Le lien aux institutions culturelles prime généralement sur celui à chaque contenu proposé. Il est d’usage d’en dire la même chose à l’égard des chaînes de télé, il y aurait des spectateurs de TF1, de M6 ou d’Arte qui regarderaient un peu tout ce que leur proposerait leur chaîne favorite. Cependant, le rapport à un contenu précis, basé sur son concept, son sujet et/ou son dispositif, est particulièrement important dans une perspective d’adhésion et, pour les chaînes de télé, de retombées publicitaires. Si l’on reste dans ce rapport-là, souvent donc je le répète très valorisé dans le milieu culturel (je travaille là-dessus en ce moment, c’est pour ça…), le « temps de cerveau disponible » exprime cyniquement ce que son complexe montre : dans une adhésion participative des spectateurs à un contenu culturel, il y a un lien de confiance qui se crée entre le spectateur et le média qui peut être investi de diverses manières par l’institution. TF1 a choisi la pub, l’institution muséale sur laquelle je travaille aurait pu proposer des objets à vendre à la sortie de l’expo – ce qu’elle regrette peut-être, mais il semblerait que lorsque ce n’est pas le cas une forme de respect, une reconnaissance, une réputation, est favorisée.

Disons que c’est toujours rentable de prendre les gens pour des cons une fois que les conditions de la participation sont respectées, mais il y a des choses qui ne s’achètent pas et qui coûtent néanmoins de l’argent, un certain manque à gagner.

Le complexe du temps de cerveau disponible est plus courant, plus vaste, et peut-être un peu plus fin, que ce qui en est généralement dit.
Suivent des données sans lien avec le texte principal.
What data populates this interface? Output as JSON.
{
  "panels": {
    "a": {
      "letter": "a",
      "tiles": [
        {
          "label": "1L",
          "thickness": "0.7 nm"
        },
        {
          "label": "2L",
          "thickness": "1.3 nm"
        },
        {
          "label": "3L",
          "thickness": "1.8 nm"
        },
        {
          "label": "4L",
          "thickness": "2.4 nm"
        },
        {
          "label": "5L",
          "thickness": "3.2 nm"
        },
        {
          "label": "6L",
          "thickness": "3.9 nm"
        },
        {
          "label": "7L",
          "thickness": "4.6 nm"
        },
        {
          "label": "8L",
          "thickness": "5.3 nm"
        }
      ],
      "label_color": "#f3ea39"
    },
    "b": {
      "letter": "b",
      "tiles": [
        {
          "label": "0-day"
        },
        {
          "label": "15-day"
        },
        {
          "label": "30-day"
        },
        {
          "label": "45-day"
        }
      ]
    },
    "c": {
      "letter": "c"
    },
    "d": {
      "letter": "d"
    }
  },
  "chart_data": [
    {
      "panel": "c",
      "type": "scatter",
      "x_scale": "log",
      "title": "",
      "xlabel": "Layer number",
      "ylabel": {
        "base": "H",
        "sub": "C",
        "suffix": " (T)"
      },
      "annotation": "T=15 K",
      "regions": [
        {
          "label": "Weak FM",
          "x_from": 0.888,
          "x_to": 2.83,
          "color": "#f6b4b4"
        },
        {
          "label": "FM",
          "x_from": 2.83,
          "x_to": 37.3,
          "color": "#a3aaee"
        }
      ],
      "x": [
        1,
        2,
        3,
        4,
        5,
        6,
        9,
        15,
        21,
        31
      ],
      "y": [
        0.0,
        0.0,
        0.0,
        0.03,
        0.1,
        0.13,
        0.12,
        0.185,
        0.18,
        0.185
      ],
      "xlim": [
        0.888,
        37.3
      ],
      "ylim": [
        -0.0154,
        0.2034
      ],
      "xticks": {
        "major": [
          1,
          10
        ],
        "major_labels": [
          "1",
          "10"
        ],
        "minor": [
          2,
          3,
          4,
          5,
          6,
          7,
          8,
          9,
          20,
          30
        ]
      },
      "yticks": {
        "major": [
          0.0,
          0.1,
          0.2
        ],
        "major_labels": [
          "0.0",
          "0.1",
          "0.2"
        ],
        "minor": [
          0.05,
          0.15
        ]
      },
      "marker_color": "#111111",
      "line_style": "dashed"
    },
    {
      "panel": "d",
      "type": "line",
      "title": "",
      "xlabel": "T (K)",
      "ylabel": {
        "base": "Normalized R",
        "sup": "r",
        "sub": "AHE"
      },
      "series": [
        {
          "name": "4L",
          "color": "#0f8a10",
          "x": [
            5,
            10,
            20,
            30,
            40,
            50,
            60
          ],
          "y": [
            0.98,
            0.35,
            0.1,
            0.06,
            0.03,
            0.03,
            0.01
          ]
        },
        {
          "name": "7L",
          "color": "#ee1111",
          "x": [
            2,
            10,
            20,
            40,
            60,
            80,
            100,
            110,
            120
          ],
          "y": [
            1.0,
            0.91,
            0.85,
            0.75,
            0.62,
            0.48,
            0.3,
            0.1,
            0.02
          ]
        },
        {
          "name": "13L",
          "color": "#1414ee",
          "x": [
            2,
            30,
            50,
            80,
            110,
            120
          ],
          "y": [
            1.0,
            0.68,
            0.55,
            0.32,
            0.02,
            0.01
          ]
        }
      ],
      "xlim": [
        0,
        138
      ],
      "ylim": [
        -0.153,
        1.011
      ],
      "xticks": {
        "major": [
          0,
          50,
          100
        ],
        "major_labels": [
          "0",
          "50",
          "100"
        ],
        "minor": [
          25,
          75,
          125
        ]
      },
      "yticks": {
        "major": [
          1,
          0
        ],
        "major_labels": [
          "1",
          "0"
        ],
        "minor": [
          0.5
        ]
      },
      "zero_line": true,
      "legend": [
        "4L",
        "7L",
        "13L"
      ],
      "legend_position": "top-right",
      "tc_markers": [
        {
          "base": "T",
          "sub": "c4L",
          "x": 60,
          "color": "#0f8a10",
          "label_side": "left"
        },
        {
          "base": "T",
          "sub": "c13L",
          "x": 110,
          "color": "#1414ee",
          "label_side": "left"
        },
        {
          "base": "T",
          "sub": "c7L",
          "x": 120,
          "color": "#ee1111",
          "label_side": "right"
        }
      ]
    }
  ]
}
Son ressort principal est la participation en termes de tactilité et de récits : on coupe pour ainsi dire la main du spectateur et sa capacité de produire des histoires pour qu’il les retrouve à travers la participation dans sa relation à ce qui lui est présenté. C’est là un rapport médiatique typiquement moderne (comme le montre une thèse en passe d’être soutenue à Paris 8, qui s’attache en particulier à analyser l’architecture lisboète).

Si l’on veut lutter contre ce complexe, il ne s’agit pas simplement, à mon sens, de supprimer la publicité, et autres relations commerciales. Après tout c’est là un mode d’investissement de la relation de confiance parmi d’autres, qui repose sur des choix institutionnels de rapport aux publics. Il faut plutôt penser autrement la participation, ce qui amène à imaginer d’autres types de contenus culturels, en termes de sujet mais surtout en termes de forme, de dispositif, ainsi que d’autres médias, c'est-à-dire, si ce ne sont d’autres institutions, du moins d’autres techniques de médiation.